The greatest conflicts, however, always exist inside a man’s heart. Not in his mind— arguments of logic are quite tame compared to the struggles of a man in love. No, the hardest struggle is between the man we want to be versus the child we truly are. And every child, as sweet as they can be, has their own tantrums and traumas.

Though I am not an expert, here are my personal observations and conclusions on how a man should love:

  • A man should love not with expectation, but with anticipation. A lot of a man’s frustrations about love is due to his many deluded and often unfair expectations from a woman— something we may blame to the perceived norms of society; but most often, it is an embarrassing reflection of our own hunger for worth. We expect women to treat us a certain way because we believe by that behavior or deed, we are affirmed. That by such, we are considered “worth the extra effort and/or attention”. That to them, we are worth more than the other guys.
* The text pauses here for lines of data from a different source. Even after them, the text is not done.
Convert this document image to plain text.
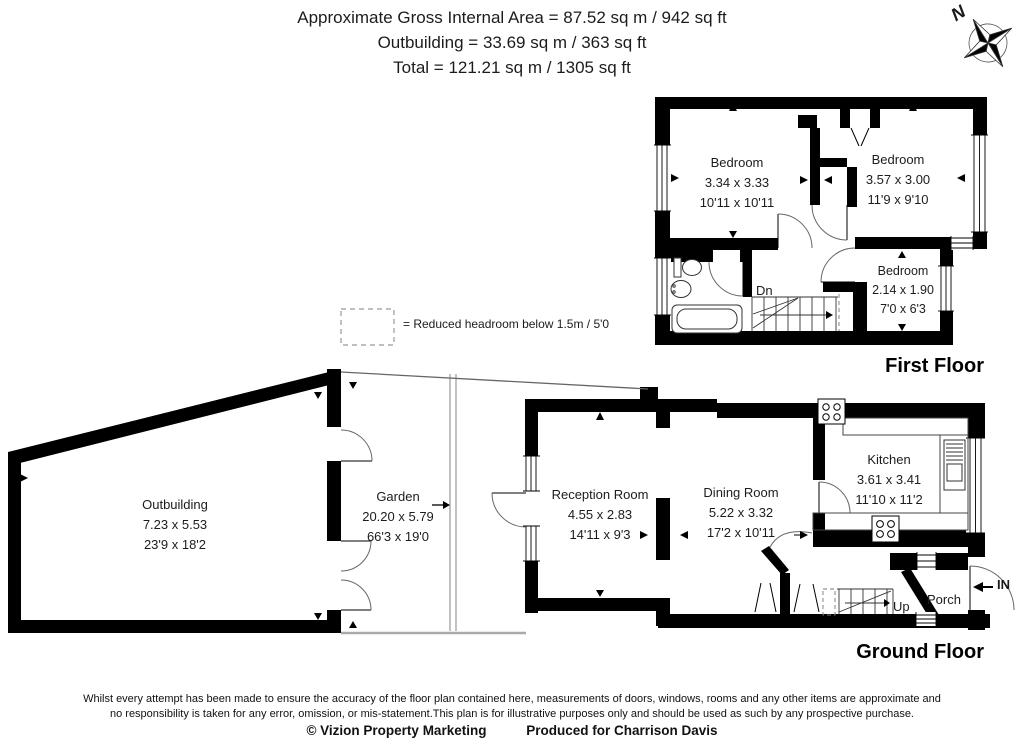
Approximate Gross Internal Area = 87.52 sq m / 942 sq ft
Outbuilding = 33.69 sq m / 363 sq ft
Total = 121.21 sq m / 1305 sq ft
N
= Reduced headroom below 1.5m / 5'0
Bedroom
3.34 x 3.33
10'11 x 10'11
Bedroom
3.57 x 3.00
11'9 x 9'10
Bedroom
2.14 x 1.90
7'0 x 6'3
Dn
Outbuilding
7.23 x 5.53
23'9 x 18'2
Garden
20.20 x 5.79
66'3 x 19'0
Reception Room
4.55 x 2.83
14'11 x 9'3
Dining Room
5.22 x 3.32
17'2 x 10'11
Kitchen
3.61 x 3.41
11'10 x 11'2
Porch
Up
IN
First Floor
Ground Floor
Whilst every attempt has been made to ensure the accuracy of the floor plan contained here, measurements of doors, windows, rooms and any other items are approximate and
no responsibility is taken for any error, omission, or mis-statement.This plan is for illustrative purposes only and should be used as such by any prospective purchase.
© Vizion Property Marketing	Produced for Charrison Davis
It is not to say that relationships should do away with certain expectations: they are after all a measure of one’s commitment. But when a man focuses on his rights in a relationship rather than the duties to a relationship, we regress from being a man into a mere child. For what defines a man is his desire for others’ goodwill: may it be in helping the family, protecting the home, defending the nation, preserving humanity. And such desire leads a man towards anticipation— a keen foresight which enables him to carefully tread his own past and evaluate the present in order to prepare for the future so that when it comes, he will be ready to respond with stolid faith and unwavering perspective. In this way, a man may anticipate problems with his partner yet will refuse to let it ruin their relationship— seeing beyond the urgent troubles and holding on to that bright ideal of wonderful old age. For a man who expects knows what may happen and tries to avert it, yet become embittered in his failure; but a man who anticipates knows what may happen and accepts its challenge— believing that his success or failure will still benefit him along the way.
  • A man should love not with regrets, but with reassurance. I guess nothing torments a man more than the pestering thoughts of what ifs and what could have beens. While such questions may help bring a man to an awareness of anticipation, an unguarded heart may only produce a sense of emotional paranoia. A man’s hidden regrets are like cancer to a seemingly healthy relationship; it either forces him to destructively push himself more than necessary in order to be loved, or it can warp his understanding and with tainted view consider almost everything with a hint of insecurity, malice or envy. For it is regret that nurtures fear in our relationships; it corrupts even our desire for goodwill, transforming it into an obsession. Our regrets drive us to a dissonant expression of love, a confusing ebb and flow of kindness against rudeness. It is not an easy task, but as a man— we need to learn to love with reassurance instead. For though we may never avoid having regrets, we can be reassured that our love will never be wasted, even when we have left broken pieces of our hearts with the undeserving, unworthy, or those who simply are unmeant to be. We should reassure ourselves in our immeasurable ability to love— to love beyond pain, to love beyond fears, to love beyond doubts. We should find reassurance that even if we fail, even if everything fails, our capability to love as well as our susceptibility to be loved shall be unchanged and unfazed.

How then should a man be loved? It doesn’t really matter— because at heart, every man remains a child after all. And by nature, everyone knows how a child should be loved. But kidding aside, I think I’ll just write about that on a separate blog soon.